It is best to know the basics when it comes to treating your toddler’s bumped head. Knowing first-aid when it comes to this situation will help in assuring that your child is safe and is given proper care before first responders arrive.
Here are some tips on how to treat a head bump:
Do not panic
Getting worried or even scared when your child gets hurt is normal. However, panicking is not the best action you must be showing your kid at this moment.
Try to be calm and assess the situation. Being calm will also help your child to stay calm as well.
Determine how the accident took place
If you’re not with your child when the accident happened, it is best to know how your child got hurt. Is it because your child fell, slipped, or just accidentally hit on the head while playing?
Knowing how your child got the injury will help you recognize whether your child may have hurt other parts of the body. This step will also help you determine the severity of your child’s condition.
Place a pack of ice on the injured part
Applying a cold compress on the injured area will help slow down blood flow, which helps reduce swelling and bruising. A “goose egg” lump will still show up after your toddler’s accident, but the icing will help lessen the pain.
Give pain medication
You can give your toddler some paracetamol to relieve pain. Ask your doctor about the time between each dosage. Avoid giving your toddler ibuprofen or aspirin as these medications could lead to bleeding. Never give aspirin to children, especially when they have a fever or possible viral infection as this can cause Reye’s syndrome.
Bring your toddler in the hospital if the head bump is more severe
After administering first aid at home, immediately bring your child to the emergency if you suspect that your child’s condition is much worse.
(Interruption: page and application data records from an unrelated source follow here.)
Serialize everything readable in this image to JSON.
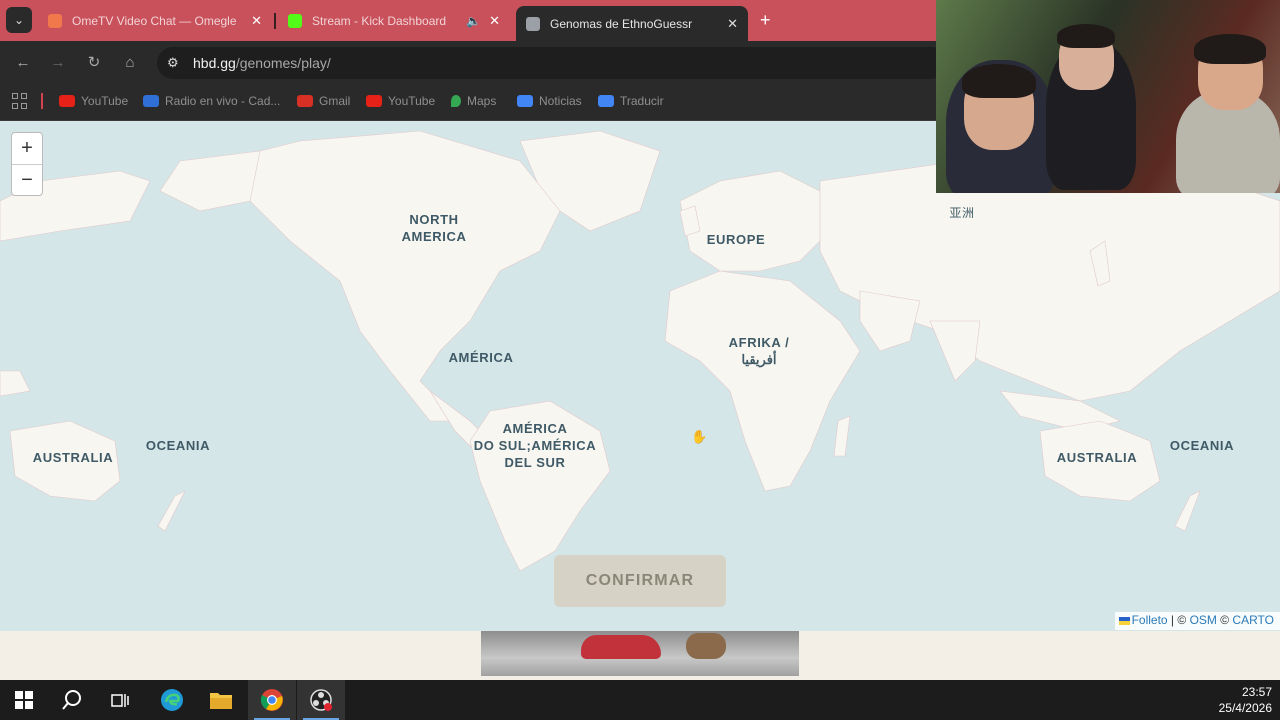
{
  "browser": {
    "tabs": [
      {
        "title": "OmeTV Video Chat — Omegle",
        "favicon_color": "#f0784a",
        "active": false
      },
      {
        "title": "Stream - Kick Dashboard",
        "favicon_color": "#53fc18",
        "active": false
      },
      {
        "title": "Genomas de EthnoGuessr",
        "favicon_color": "#9aa0a6",
        "active": true
      }
    ],
    "close_glyph": "✕",
    "new_tab_glyph": "+",
    "speaker_glyph": "🔈",
    "url_host": "hbd.gg",
    "url_path": "/genomes/play/",
    "bookmarks": [
      {
        "label": "YouTube",
        "icon": "youtube-icon",
        "color": "#e62117"
      },
      {
        "label": "Radio en vivo - Cad...",
        "icon": "radio-icon",
        "color": "#2f6fd6"
      },
      {
        "label": "Gmail",
        "icon": "gmail-icon",
        "color": "#d93025"
      },
      {
        "label": "YouTube",
        "icon": "youtube-icon",
        "color": "#e62117"
      },
      {
        "label": "Maps",
        "icon": "maps-icon",
        "color": "#34a853"
      },
      {
        "label": "Noticias",
        "icon": "news-icon",
        "color": "#4285f4"
      },
      {
        "label": "Traducir",
        "icon": "translate-icon",
        "color": "#4285f4"
      }
    ]
  },
  "map": {
    "zoom_in": "+",
    "zoom_out": "−",
    "labels": {
      "north_america": "NORTH\nAMERICA",
      "europe": "EUROPE",
      "america": "AMÉRICA",
      "afrika": "AFRIKA /\nأفريقيا",
      "south_america": "AMÉRICA\nDO SUL;AMÉRICA\nDEL SUR",
      "oceania_left": "OCEANIA",
      "australia_left": "AUSTRALIA",
      "australia_right": "AUSTRALIA",
      "oceania_right": "OCEANIA",
      "asia_cjk": "亚洲"
    },
    "confirm_label": "CONFIRMAR",
    "attribution": {
      "leaflet": "Folleto",
      "sep1": " | © ",
      "osm": "OSM",
      "sep2": " © ",
      "carto": "CARTO"
    }
  },
  "taskbar": {
    "time": "23:57",
    "date": "25/4/2026",
    "accent": "#6aa5e6"
  }
}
Once at the hospital, doctors and nurses will run some tests on your child to determine the gravity of the injury.
Make sure to stay with your child (if possible) at all times, to make them feel secure and safe, as well as to help them stay calm while the hospital personnel are doing some tests.
Monitor your child for one to two days after the injury
As soon as you get home from the hospital, start monitoring your child’s behavior, mood, and sleeping pattern. Observe your kid for 24 to 48 hours to see if there are toddler head bump warning signs, which might lead to serious head trauma.
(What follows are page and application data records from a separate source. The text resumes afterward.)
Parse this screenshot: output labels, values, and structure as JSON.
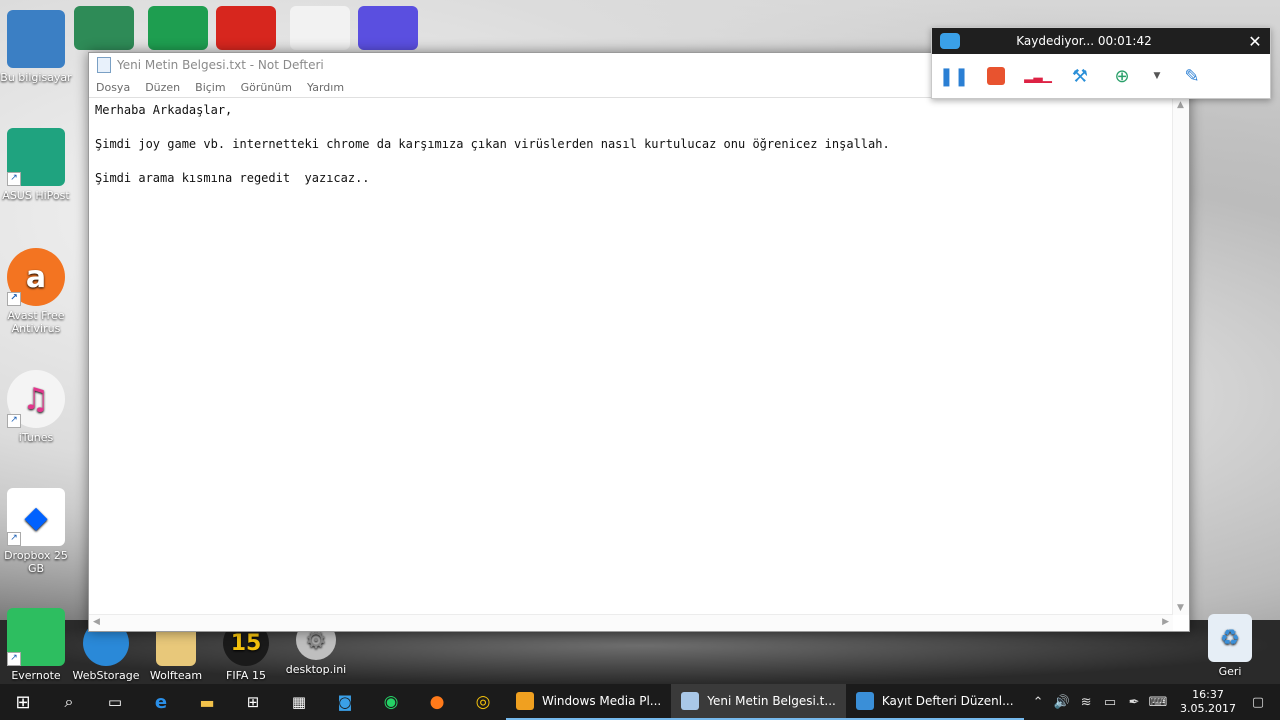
{
  "desktop": {
    "left_icons": [
      {
        "label": "Bu bilgisayar",
        "color": "#3b7fc4"
      },
      {
        "label": "ASUS HiPost",
        "color": "#1fa37f"
      },
      {
        "label": "Avast Free Antivirus",
        "color": "#f37421"
      },
      {
        "label": "iTunes",
        "color": "#f4f4f4"
      },
      {
        "label": "Dropbox 25 GB",
        "color": "#ffffff"
      },
      {
        "label": "Evernote",
        "color": "#2dbe60"
      }
    ],
    "bottom_icons": [
      {
        "label": "WebStorage",
        "color": "#2a89d8"
      },
      {
        "label": "Wolfteam",
        "color": "#e8c87a"
      },
      {
        "label": "FIFA 15",
        "color": "#1a1a1a"
      },
      {
        "label": "desktop.ini",
        "color": "#bfbfbf"
      }
    ],
    "recycle_label": "Geri"
  },
  "notepad": {
    "title": "Yeni Metin Belgesi.txt - Not Defteri",
    "menu": [
      "Dosya",
      "Düzen",
      "Biçim",
      "Görünüm",
      "Yardım"
    ],
    "content": "Merhaba Arkadaşlar,\n\nŞimdi joy game vb. internetteki chrome da karşımıza çıkan virüslerden nasıl kurtulucaz onu öğrenicez inşallah.\n\nŞimdi arama kısmına regedit  yazıcaz.."
  },
  "recorder": {
    "status": "Kaydediyor... 00:01:42",
    "accent": "#e8532f"
  },
  "taskbar": {
    "apps": [
      {
        "label": "Windows Media Pl...",
        "active": false,
        "color": "#f0a020"
      },
      {
        "label": "Yeni Metin Belgesi.t...",
        "active": true,
        "color": "#a9c8e8"
      },
      {
        "label": "Kayıt Defteri Düzenl...",
        "active": false,
        "color": "#3a8fd8"
      }
    ],
    "time": "16:37",
    "date": "3.05.2017"
  }
}
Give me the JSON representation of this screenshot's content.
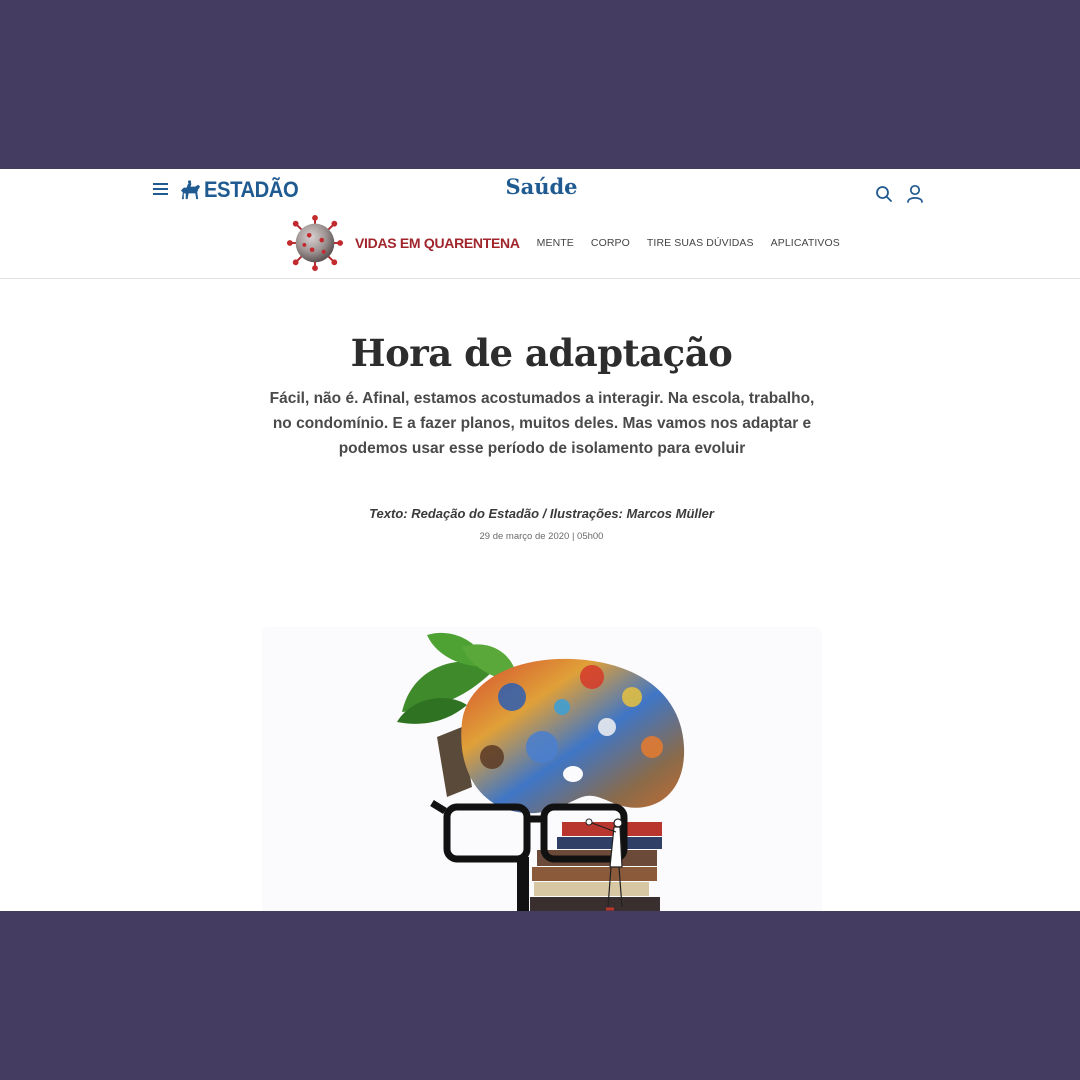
{
  "header": {
    "logo_text": "ESTADÃO",
    "section_title": "Saúde"
  },
  "subnav": {
    "special_label": "VIDAS EM QUARENTENA",
    "items": [
      "MENTE",
      "CORPO",
      "TIRE SUAS DÚVIDAS",
      "APLICATIVOS"
    ]
  },
  "article": {
    "headline": "Hora de adaptação",
    "subhead": "Fácil, não é. Afinal, estamos acostumados a interagir. Na escola, trabalho, no condomínio. E a fazer planos, muitos deles. Mas vamos nos adaptar e podemos usar esse período de isolamento para evoluir",
    "credits": "Texto: Redação do Estadão / Ilustrações: Marcos Müller",
    "dateline": "29 de março de 2020 | 05h00"
  },
  "icons": {
    "menu": "hamburger-menu-icon",
    "logo_mark": "horse-rider-icon",
    "search": "search-icon",
    "user": "user-icon",
    "special": "coronavirus-icon"
  },
  "colors": {
    "background_outer": "#453c61",
    "brand_blue": "#1f5a91",
    "special_red": "#a0262c",
    "headline_text": "#2d2d2d"
  }
}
Avoid stressful situations
Give your child enough time to rest and get better. Do not let your child do strenuous activities until the doctor has advised that your toddler has fully recovered.
Always be present
While your child is still recovering, make sure to stay with your toddler as they can be needier during this situation. Being present at all times when your child needs you helps them recover faster.
Here are some tips on how to child-proof your home to prevent your child from bumping their head:
- Put corner guards on sharp furniture corners or edges. You can use foams as a soft cushion so you can let your child rough play without worrying that they might hit their head again.
- Install safety gates up and down the stairs to prevent falls.
- Remove rugs or carpets where your toddler might slip when running or walking.
- Put some soft and cushioned play mats on your toddler’s play area, so that accidental falls won’t cause them to hurt their head.
- Have your toddler wear safety gear when riding a bicycle or a scooter.
- Never leave your child unattended, especially if they’re on the changing table or any high surfaces. If you need to leave your toddler for a while, place your child in the playpen, on the floor, or any area in your house that is not prone to accidents.
- Always make sure that the floors in your home are not slippery.
- Be mindful of your environment. Toddlers can be quite active and so affectionate that sometimes, they might suddenly appear behind you while you’re doing some housework. You need to be careful at all times to prevent yourself from hitting or bumping into your child accidentally.